[R] means over factors in mlm terms
John Fox
jfox at mcmaster.ca
Tue Nov 21 17:46:41 CET 2006
Dear Mike,
I don't have time this morning to work this out in detail, but perhaps the
following will help:
model.response(model.frame(soils.mod)) will give you the response-variable
matrix for the model. variable.names(model.frame(soils.mod)) will give you
the names of the variables in the model, with the lhs first.
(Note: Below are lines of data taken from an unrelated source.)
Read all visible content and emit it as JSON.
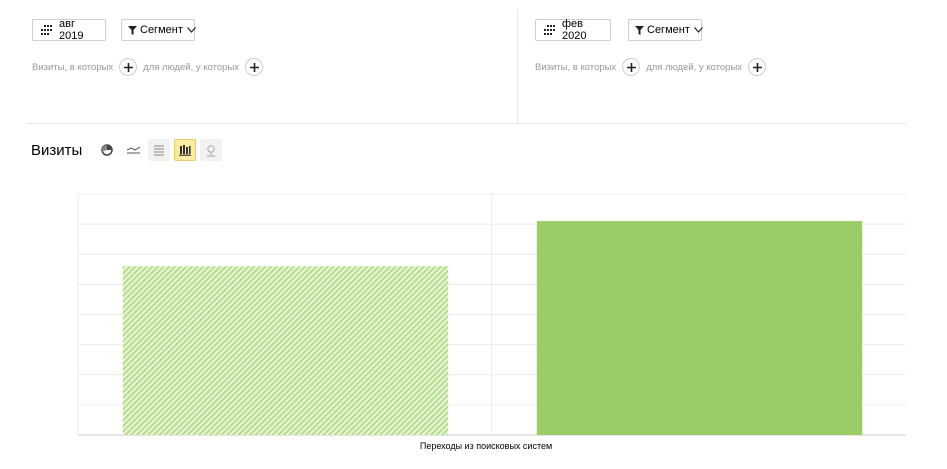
{
  "left_panel": {
    "period_label": "авг 2019",
    "segment_label": "Сегмент",
    "condition_visits_text": "Визиты, в которых",
    "condition_people_text": "для людей, у которых"
  },
  "right_panel": {
    "period_label": "фев 2020",
    "segment_label": "Сегмент",
    "condition_visits_text": "Визиты, в которых",
    "condition_people_text": "для людей, у которых"
  },
  "report": {
    "title": "Визиты",
    "view_buttons": [
      {
        "icon": "pie-chart-icon",
        "state": "normal"
      },
      {
        "icon": "line-chart-icon",
        "state": "normal"
      },
      {
        "icon": "stacked-area-icon",
        "state": "disabled"
      },
      {
        "icon": "bar-chart-icon",
        "state": "active"
      },
      {
        "icon": "map-pin-icon",
        "state": "disabled"
      }
    ]
  },
  "colors": {
    "bar_solid": "#9acd66",
    "bar_hatch": "#b5dd8a",
    "grid": "#ececec",
    "active_button": "#ffeba0"
  },
  "chart_data": {
    "type": "bar",
    "categories": [
      "Переходы из поисковых систем"
    ],
    "series": [
      {
        "name": "авг 2019",
        "values": [
          56
        ],
        "pattern": "hatched"
      },
      {
        "name": "фев 2020",
        "values": [
          71
        ],
        "pattern": "solid"
      }
    ],
    "ylim": [
      0,
      80
    ],
    "grid": true,
    "xlabel": "",
    "ylabel": ""
  }
}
If you need
more information about the structure of the model, you'll find that in
terms(soils.mod) (but I think that you've already discovered that).
I hope this helps,
John
--------------------------------
John Fox
Department of Sociology
McMaster University
Hamilton, Ontario
Canada L8S 4M4
905-525-9140x23604
http://socserv.mcmaster.ca/jfox
--------------------------------
> -----Original Message-----
> From: r-help-bounces at stat.math.ethz.ch
> [mailto:r-help-bounces at stat.math.ethz.ch] On Behalf Of
> Michael Friendly
> Sent: Tuesday, November 21, 2006 11:21 AM
> To: R-Help
> Subject: [R] means over factors in mlm terms
>
> I'm trying to write a function to find the means over factors
> of the responses in a mlm (something I would do easily in SAS
> with PROC SUMMARY).
>
> The not-working stub of a function to do what I want is
> below, and my problem is that I don't know how to call
> aggregate (or some other function) in the context of terms in
> a linear model extracted from a lm/mlm object.
>
> means.mlm <- function(mod, terms, data) {
> responses <-dimnames(mod$fitted.values)[[2]]
> if (missing(terms)) terms <- mod$terms
> n.terms <- length(terms)
>
> for (term in 1:n.terms){
> label <- attr(terms[term], "term.labels")
> cat(label,":\n")
> means <- aggregate(data, list(label), FUN=mean)
> print(means)
> }
> }
>
> Here is a sample context-- a randomized block design with two
> crossed factors (Contour, Depth) and 9 responses (pH, N, ...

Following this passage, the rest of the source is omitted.